The first case I will discuss disregarded the corporate form and ruled in favor of protecting the NAACP from the State of Alabama’s efforts to prevent it from acting against racial injustice in that state. During the civil rights movement of the 1950s and 1960s, Southern state governments viewed the NAACP, a non-profit New York corporation, as a subversive organization. John Patterson, Attorney General of Alabama in the 1950s, sued the NAACP for failing to register as a “foreign corporation.” As part of the lawsuit, Patterson demanded that the NAACP turn over various corporate records, including a list of its members. The organization did not want to reveal its membership list to the State of Alabama, fearing that its members would face legal action, harassment, or worse at the hand of the State of Alabama and other white supremacists resisting the NAACP’s demands for racial equality. When the Supreme Court ruled in favor of the NAACP’s right to keep its membership list secret, it did not hold that the NAACP itself had the freedom of association that protects membership organizations from government intervention. Rather, as Winkler describes it, the Court “pierced the corporate veil” and held that the members’ associational rights trumped the state’s demand for the group’s membership list.

The second case arose in the Virginia state courts and resulted in the Virginia Supreme Court recognizing the corporate form and ruling in favor of the interests of the racial minority. The People’s Pleasure Park Company was a Virginia corporation owned by Joseph Johnson, a black former slave. The corporation opened an amusement park near Richmond in 1906 to serve blacks who would have been excluded from the many whites only places of amusement in the area under Jim Crow. The park’s white neighbors were unhappy about the presence of blacks in their community, and they sued to shut the park down, pointing to a restrictive covenant in the title to the land on which the park was located that prohibited the sale of the land to “‘a person or persons of African descent’ or any other ‘colored person.’” Surprisingly, the Virginia Supreme Court ruled in favor of the corporation, holding that the corporation itself was a person separate and apart from its members, and as an artificial entity had no racial identity. Here, ignoring the corporation’s membership worked in favor of the rights of the members, while in the Alabama case, the Supreme Court’s decision to focus on the corporation’s members and ignore the corporation itself had the same effect.

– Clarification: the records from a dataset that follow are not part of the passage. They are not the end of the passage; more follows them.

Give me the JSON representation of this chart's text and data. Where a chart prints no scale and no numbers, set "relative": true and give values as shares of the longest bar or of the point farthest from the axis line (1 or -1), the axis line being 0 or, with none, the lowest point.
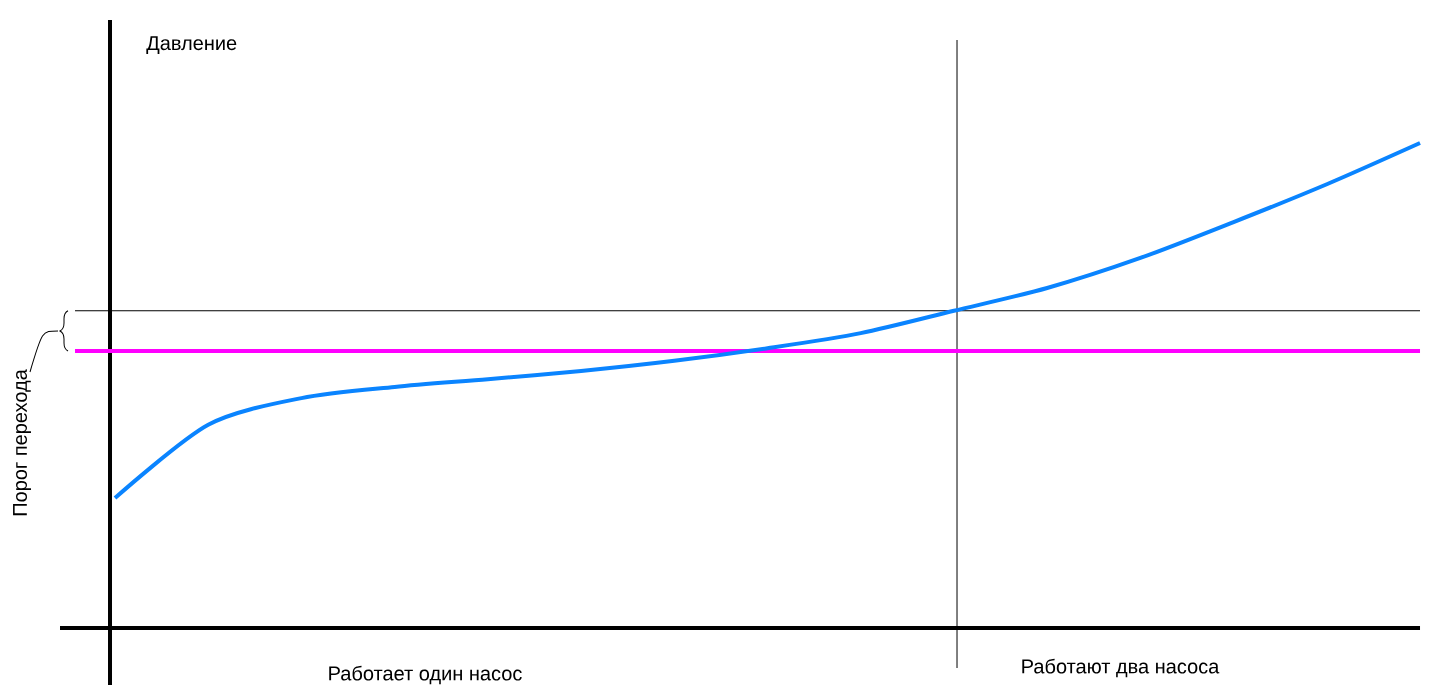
{
  "chart_data": {
    "type": "line",
    "relative": true,
    "categories": [
      null,
      null,
      null,
      null,
      null,
      null,
      null,
      null,
      null,
      null,
      null,
      null,
      null,
      null,
      null
    ],
    "series": [
      {
        "color": "#0a84ff",
        "values": [
          0.268,
          0.419,
          0.474,
          0.497,
          0.513,
          0.53,
          0.551,
          0.577,
          0.608,
          0.654,
          0.701,
          0.763,
          0.837,
          0.915,
          1.0
        ]
      }
    ],
    "ref_lines": [
      {
        "axis": "y",
        "value": 0.654,
        "color": "#000000"
      },
      {
        "axis": "y",
        "value": 0.571,
        "color": "#ff00ff"
      }
    ],
    "annotations": [
      "Давление",
      "Порог перехода",
      "Работает один насос",
      "Работают два насоса"
    ],
    "line_style": "solid"
  }
}
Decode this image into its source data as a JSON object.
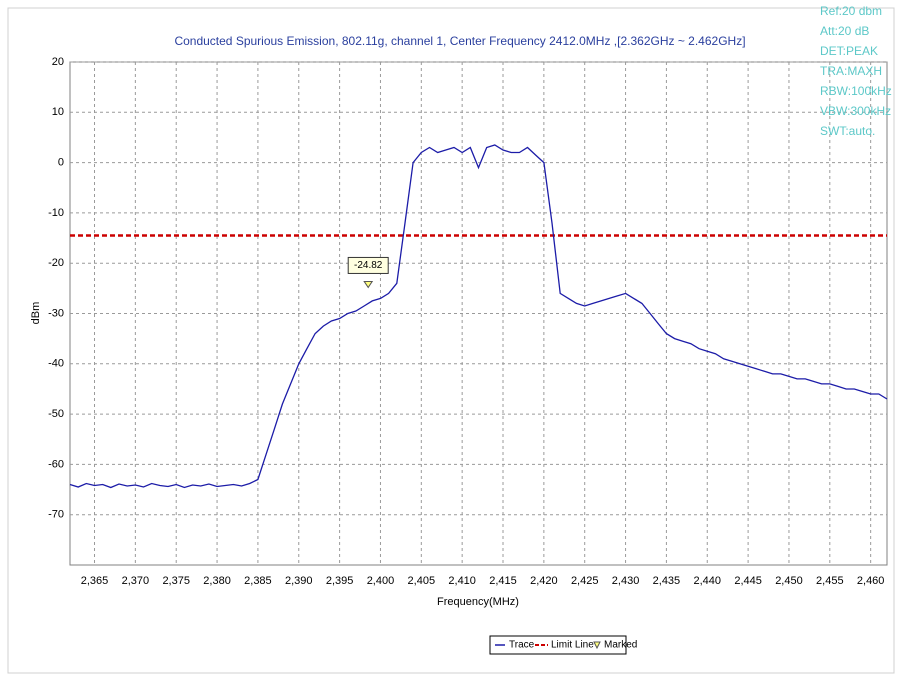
{
  "chart_data": {
    "type": "line",
    "title": "Conducted Spurious Emission, 802.11g, channel 1, Center Frequency 2412.0MHz ,[2.362GHz ~ 2.462GHz]",
    "xlabel": "Frequency(MHz)",
    "ylabel": "dBm",
    "annotations": [
      "Ref:20 dbm",
      "Att:20 dB",
      "DET:PEAK",
      "TRA:MAXH",
      "RBW:100kHz",
      "VBW:300kHz",
      "SWT:auto."
    ],
    "x": [
      2362,
      2363,
      2364,
      2365,
      2366,
      2367,
      2368,
      2369,
      2370,
      2371,
      2372,
      2373,
      2374,
      2375,
      2376,
      2377,
      2378,
      2379,
      2380,
      2381,
      2382,
      2383,
      2384,
      2385,
      2386,
      2387,
      2388,
      2389,
      2390,
      2391,
      2392,
      2393,
      2394,
      2395,
      2396,
      2397,
      2398,
      2399,
      2400,
      2401,
      2402,
      2403,
      2404,
      2405,
      2406,
      2407,
      2408,
      2409,
      2410,
      2411,
      2412,
      2413,
      2414,
      2415,
      2416,
      2417,
      2418,
      2419,
      2420,
      2421,
      2422,
      2423,
      2424,
      2425,
      2426,
      2427,
      2428,
      2429,
      2430,
      2431,
      2432,
      2433,
      2434,
      2435,
      2436,
      2437,
      2438,
      2439,
      2440,
      2441,
      2442,
      2443,
      2444,
      2445,
      2446,
      2447,
      2448,
      2449,
      2450,
      2451,
      2452,
      2453,
      2454,
      2455,
      2456,
      2457,
      2458,
      2459,
      2460,
      2461,
      2462
    ],
    "series": [
      {
        "name": "Trace",
        "color": "#1c1ca8",
        "values": [
          -64,
          -64.5,
          -63.8,
          -64.2,
          -64,
          -64.6,
          -63.9,
          -64.3,
          -64.1,
          -64.5,
          -63.8,
          -64.2,
          -64.4,
          -64,
          -64.6,
          -64.1,
          -64.3,
          -63.9,
          -64.4,
          -64.2,
          -64,
          -64.3,
          -63.8,
          -63,
          -58,
          -53,
          -48,
          -44,
          -40,
          -37,
          -34,
          -32.5,
          -31.5,
          -31,
          -30,
          -29.5,
          -28.5,
          -27.5,
          -27,
          -26,
          -24,
          -12,
          0,
          2,
          3,
          2,
          2.5,
          3,
          2,
          3,
          -1,
          3,
          3.5,
          2.5,
          2,
          2,
          3,
          1.5,
          0,
          -12,
          -26,
          -27,
          -28,
          -28.5,
          -28,
          -27.5,
          -27,
          -26.5,
          -26,
          -27,
          -28,
          -30,
          -32,
          -34,
          -35,
          -35.5,
          -36,
          -37,
          -37.5,
          -38,
          -39,
          -39.5,
          -40,
          -40.5,
          -41,
          -41.5,
          -42,
          -42,
          -42.5,
          -43,
          -43,
          -43.5,
          -44,
          -44,
          -44.5,
          -45,
          -45,
          -45.5,
          -46,
          -46,
          -47
        ]
      }
    ],
    "limit_line": {
      "name": "Limit Line",
      "value": -14.5,
      "color": "#cc0000"
    },
    "marker": {
      "name": "Marked",
      "x": 2398.5,
      "value": -24.82,
      "color": "#ffff80"
    },
    "xlim": [
      2362,
      2462
    ],
    "ylim": [
      -80,
      20
    ],
    "xticks": [
      {
        "value": 2365,
        "label": "2,365"
      },
      {
        "value": 2370,
        "label": "2,370"
      },
      {
        "value": 2375,
        "label": "2,375"
      },
      {
        "value": 2380,
        "label": "2,380"
      },
      {
        "value": 2385,
        "label": "2,385"
      },
      {
        "value": 2390,
        "label": "2,390"
      },
      {
        "value": 2395,
        "label": "2,395"
      },
      {
        "value": 2400,
        "label": "2,400"
      },
      {
        "value": 2405,
        "label": "2,405"
      },
      {
        "value": 2410,
        "label": "2,410"
      },
      {
        "value": 2415,
        "label": "2,415"
      },
      {
        "value": 2420,
        "label": "2,420"
      },
      {
        "value": 2425,
        "label": "2,425"
      },
      {
        "value": 2430,
        "label": "2,430"
      },
      {
        "value": 2435,
        "label": "2,435"
      },
      {
        "value": 2440,
        "label": "2,440"
      },
      {
        "value": 2445,
        "label": "2,445"
      },
      {
        "value": 2450,
        "label": "2,450"
      },
      {
        "value": 2455,
        "label": "2,455"
      },
      {
        "value": 2460,
        "label": "2,460"
      }
    ],
    "yticks": [
      20,
      10,
      0,
      -10,
      -20,
      -30,
      -40,
      -50,
      -60,
      -70
    ],
    "grid": true
  }
}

Through these and additional cases, Winkler analyzes the interaction of racial justice and the corporate status in American constitutional law. Unfortunately, issues of racial justice occupy only a small portion of Winkler’s book. In a sense this is understandable since, as Winkler notes, the Supreme Court has addressed many more cases involving the status and rights of corporations than cases involving race discrimination and constitutional rights of individuals. Yet, given the centrality of race to the history of the United States and its law, I am left with a sense that there is more to say. Has the Court’s historical focus on corporate rights crowded out efforts to protect individual rights, including the rights of racial minorities? What about the involvement of so many corporations in the perpetuation of the badges and incidents of slavery, such as discriminatory lending and insurance practices that prevented generations of black Americans from sharing in the wealth that has been generated by appreciation in the value of real estate? Do today’s corporations have a moral obligation to right these wrongs, through reparations or special treatment of disadvantaged persons?

My wish that Winkler had paid more attention to the race problem that continues to bedevil American society and law is actually a compliment: this book is so rewarding and enjoyable that I wanted more of the same applied to my areas of special interest. My bottom line is that anyone who is troubled by or interested in the controversy over recognizing corporate rights in Citizens United and other cases would do well to read We the Corporations. I expect it will be recognized, deservedly, as an important work in American legal history.